DISCRIMINATION DANS L'HEXAGONE : LE CONTRE-EXEMPLE D'UN SÉNÉGALAIS PROFESSEUR DE MÉDECINE INTERNE
Dakar, 12 juin (APS) - Les étrangers vivant en France, les Noirs en particulier, doivent miser sur la qualité du travail pour "ridiculiser" la discrimination et en faire "un problème pour les autres", a soutenu le Sénégalais Damien Sène, premier médecin d'origine africaine professeur de médecine interne dans l'Hexagone.
"Si vous voulez qu'on vous apprécie, démontrez par la qualité de votre travail que vous êtes incontournable, que vous êtes quelqu'un de fiable", conseille ce professeur des universités depuis avril dernier, dans une interview parue dans le numéro de juin du bimensuel Louga Infos.
Originaire du village de Ndofongor, aux environs de Tataguine, dans la région de Fatick (ouest), Damien Sène est titulaire d'une thèse d'immunologie et de médecine interne. Il a été promu professeur de médecine interne parmi 4 autres candidats et fait désormais partie des 150 professeurs de médecine interne exerçant en France.
"Pour les Africains, c'est une première", a-t-il confirmé, en parlant de sa promotion. "Je milite pour que d'autres jeunes africains comprennent que c'est possible de le faire et j'espère que quelques étudiants que je rencontre dans les hôpitaux de Paris comprennent ce message".
"Je pense que dans la vie il ne faut pas avoir peur de la discrimination, la discrimination doit être un problème pour les autres mais pas pour vous, a-t-il encore dit. Il faut que le travail parvienne à supplanter la discrimination, j'allais dire la ridiculiser".
"Il suffisait juste de travailler et j'ai réussi à le faire. La deuxième partie, subjective, était que faire une carrière hospitalo-universitaire en France relève d'abord des choix d'hommes et de femmes.
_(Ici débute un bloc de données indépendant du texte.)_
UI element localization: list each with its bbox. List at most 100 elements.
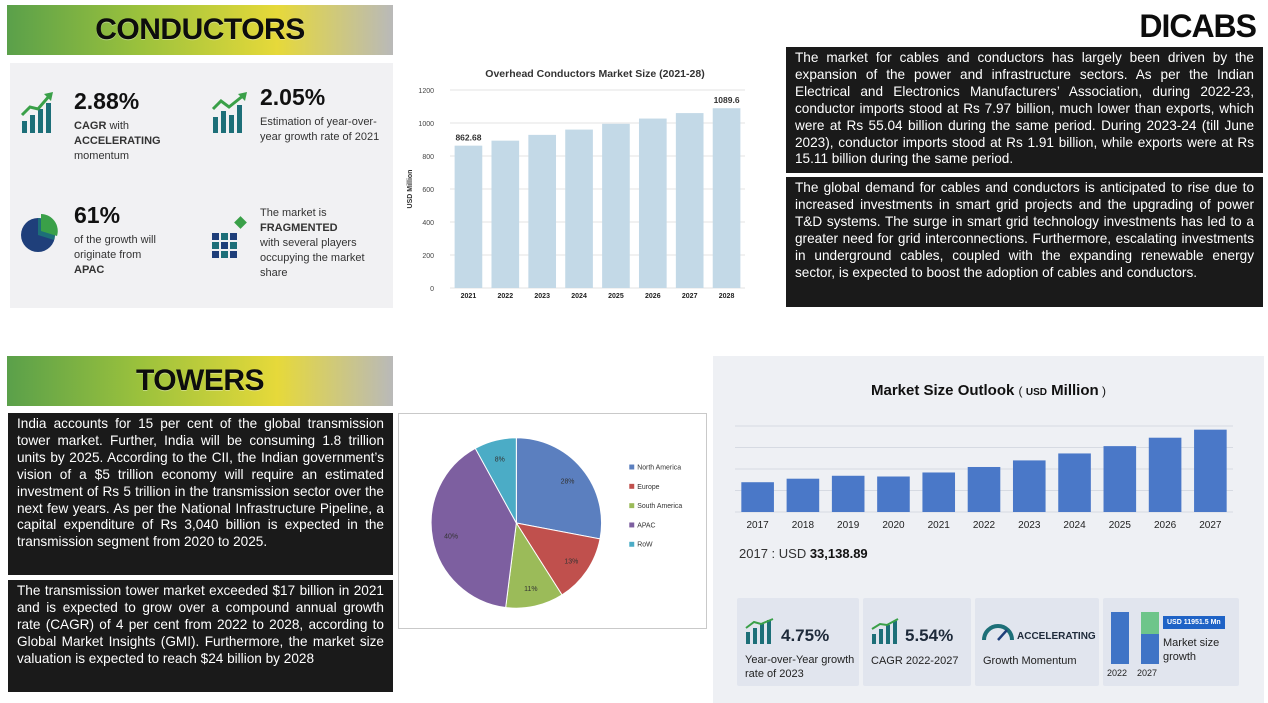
x-tick-label: 2022 <box>498 293 514 300</box>
bar <box>638 118 667 288</box>
growth-chart-icon <box>871 618 899 644</box>
legend-swatch <box>629 541 635 547</box>
bar <box>602 123 630 288</box>
mini-bar-2027-growth <box>1141 612 1159 634</box>
stat-cagr-text: CAGR with ACCELERATING momentum <box>74 120 161 162</box>
x-tick-label: 2025 <box>1109 520 1132 531</box>
stat-fragmented-text: The market is FRAGMENTED with several play… <box>260 207 365 279</box>
towers-paragraph-2: The transmission tower market exceeded $… <box>8 580 393 692</box>
y-tick-label: 400 <box>422 220 434 227</box>
towers-title: TOWERS <box>135 364 265 397</box>
card-cagr-value: 5.54% <box>905 626 954 645</box>
card-momentum-label: Growth Momentum <box>983 655 1077 667</box>
growth-badge: USD 11951.5 Mn <box>1163 616 1225 629</box>
conductors-stats-panel: 2.88% CAGR with ACCELERATING momentum 2.… <box>10 63 393 308</box>
pie-slice <box>474 437 517 524</box>
slice-label: 13% <box>564 558 578 565</box>
x-tick-label: 2023 <box>1018 520 1041 531</box>
card-market-growth: USD 11951.5 Mn 2022 2027 Market size gro… <box>1103 598 1239 686</box>
stat-fragmented <box>210 215 250 264</box>
x-tick-label: 2026 <box>1154 520 1177 531</box>
bar <box>922 472 956 512</box>
legend-label: RoW <box>637 542 653 549</box>
pie-slice <box>515 522 601 596</box>
card-cagr-label: CAGR 2022-2027 <box>871 655 959 667</box>
blocks-icon <box>212 216 247 258</box>
legend-label: North America <box>637 464 681 471</box>
legend-label: APAC <box>637 522 655 529</box>
x-tick-label: 2019 <box>837 520 860 531</box>
y-tick-label: 1200 <box>418 88 434 95</box>
x-tick-label: 2021 <box>928 520 951 531</box>
x-tick-label: 2020 <box>882 520 905 531</box>
data-label: 1089.6 <box>714 95 740 105</box>
bar <box>1194 429 1227 512</box>
x-tick-label: 2027 <box>1199 520 1222 531</box>
conductors-title: CONDUCTORS <box>95 13 305 46</box>
bar <box>741 482 774 512</box>
base-year-value: 2017 : USD 33,138.89 <box>739 546 868 561</box>
towers-paragraph-1: India accounts for 15 per cent of the gl… <box>8 413 393 575</box>
x-tick-label: 2021 <box>461 293 477 300</box>
y-tick-label: 600 <box>422 187 434 194</box>
x-tick-label: 2025 <box>608 293 624 300</box>
x-tick-label: 2018 <box>792 520 815 531</box>
x-tick-label: 2017 <box>747 520 770 531</box>
legend-label: South America <box>637 503 682 510</box>
tower-region-pie-chart: 28% 13% 11% 40% 8% North America Europe South A… <box>398 413 707 629</box>
slice-label: 8% <box>495 457 505 464</box>
chart-title: Overhead Conductors Market Size (2021-28… <box>485 68 704 80</box>
dicabs-logo: DICABS <box>1139 8 1257 44</box>
slice-label: 28% <box>561 479 575 486</box>
conductors-paragraph-2: The global demand for cables and conduct… <box>786 177 1263 307</box>
card-yoy: 4.75% Year-over-Year growth rate of 2023 <box>737 598 859 686</box>
mini-bar-2022 <box>1111 612 1129 664</box>
bar <box>565 129 593 288</box>
bar <box>1148 437 1182 512</box>
x-tick-label: 2024 <box>571 293 587 300</box>
stat-apac-text: of the growth will originate from APAC <box>74 234 156 276</box>
mini-bar-2027-base <box>1141 634 1159 664</box>
x-tick-label: 2024 <box>1063 520 1086 531</box>
growth-chart-icon <box>745 618 774 644</box>
legend-swatch <box>629 464 635 470</box>
legend-swatch <box>629 522 635 528</box>
x-tick-label: 2027 <box>682 293 698 300</box>
outlook-title: Market Size Outlook ( USD Million ) <box>870 382 1107 399</box>
stat-cagr <box>20 91 56 140</box>
growth-chart-icon <box>211 92 247 133</box>
x-tick-label: 2023 <box>534 293 550 300</box>
bar <box>1058 453 1091 512</box>
y-tick-label: 1000 <box>418 121 434 128</box>
slice-label: 11% <box>524 586 537 593</box>
x-tick-label: 2028 <box>719 293 735 300</box>
growth-chart-icon <box>20 92 53 133</box>
market-size-outlook-chart: 2017 2018 2019 2020 2021 2022 2023 2024 2025 2026… <box>735 425 1233 531</box>
market-size-outlook-panel: Market Size Outlook ( USD Million ) 2017… <box>713 356 1264 703</box>
bar <box>491 140 520 288</box>
legend-label: Europe <box>637 484 659 491</box>
bar <box>675 113 704 288</box>
y-tick-label: 0 <box>430 286 434 293</box>
stat-apac <box>20 213 58 260</box>
bar <box>877 476 910 512</box>
bar <box>712 108 741 288</box>
data-label: 862.68 <box>455 133 481 143</box>
stat-apac-value: 61% <box>74 202 121 228</box>
y-tick-label: 200 <box>422 253 434 260</box>
stat-cagr-value: 2.88% <box>74 88 140 114</box>
x-tick-label: 2022 <box>973 520 996 531</box>
pie-slice <box>515 437 603 540</box>
card-market-growth-label: Market size growth <box>1163 637 1220 663</box>
bar <box>528 134 557 288</box>
card-yoy-value: 4.75% <box>781 626 830 645</box>
card-momentum-value: ACCELERATING <box>1017 631 1096 642</box>
stat-yoy-text: Estimation of year-over-year growth rate… <box>260 116 380 143</box>
legend-swatch <box>629 483 635 489</box>
mini-year-2022: 2022 <box>1107 668 1128 678</box>
card-cagr: 5.54% CAGR 2022-2027 <box>863 598 971 686</box>
y-tick-label: 800 <box>422 154 434 161</box>
slice-label: 40% <box>444 533 458 540</box>
conductors-banner: CONDUCTORS <box>7 5 393 55</box>
towers-banner: TOWERS <box>7 356 393 406</box>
Vous devez être choisi par un chef de service pour vous soumettre à un jury, ce chef de service vous choisit et accepte de vous soutenir jusqu'au bout et de vous aider à présenter votre candidature", a-t-il observé.
"J'ai toujours cru qu'en travaillant on arriverait sans doute à s'affranchir de cette barrière qu'est la couleur de la peau. L'objectif, c'est que le travail et la qualité du travail occultent la barrière de la peau. Que l'on puisse vous voir en tant que professionnel et non en tant que noir", a déclaré Damien Sène, un ancien pensionnaire du collège Saint-Gabriel de Thiès.
"Finalement, a-t-il souligné, j'ai eu la chance de tomber sur un certain nombre de chefs de services éminent comme à La Pitié-Salpêtrière (un hôpital de l'Assistance publique, dans le 13e arrondissement parisien), qui m'ont soutenu dès le début, qui m'ont laissé faire ce que je souhaitais faire, qui m'ont ouvert les portes quand il le fallait, autrement dit qui m'ont donné ma chance".
Après avoir obtenu son Bac (série D, mention très bien), Damien Sène a entamé des études médicales en France, à l'université de Lille précisément pour ce qui concerne les six premières années de médecine (1991-1997). S'ensuivent cinq autres années de spécialisation à Paris (1997-2002).
Depuis cette date, Damien Sène fut chef de clinique, puis praticien hospitalier, avant d’accéder au grade de maître de conférences. Il est finalement promu professeur des universités en avril dernier.
"Les étudiants sont excellents, ils ont une connaissance livresque qui est exceptionnelle et quand on rapporte cela au manque de pratique et parfois au manque de moyens qu’ils peuvent rencontrer, je trouve leur niveau exceptionnel et ils n’ont rien à envier aux autres", a indiqué M. Sène.
Il était revenu au Sénégal pour une mission d'enseignement au profit de l'UFR/santé de l'université de Thiès, dans le cadre d'une convention avec l'université Paris 7 Diderot.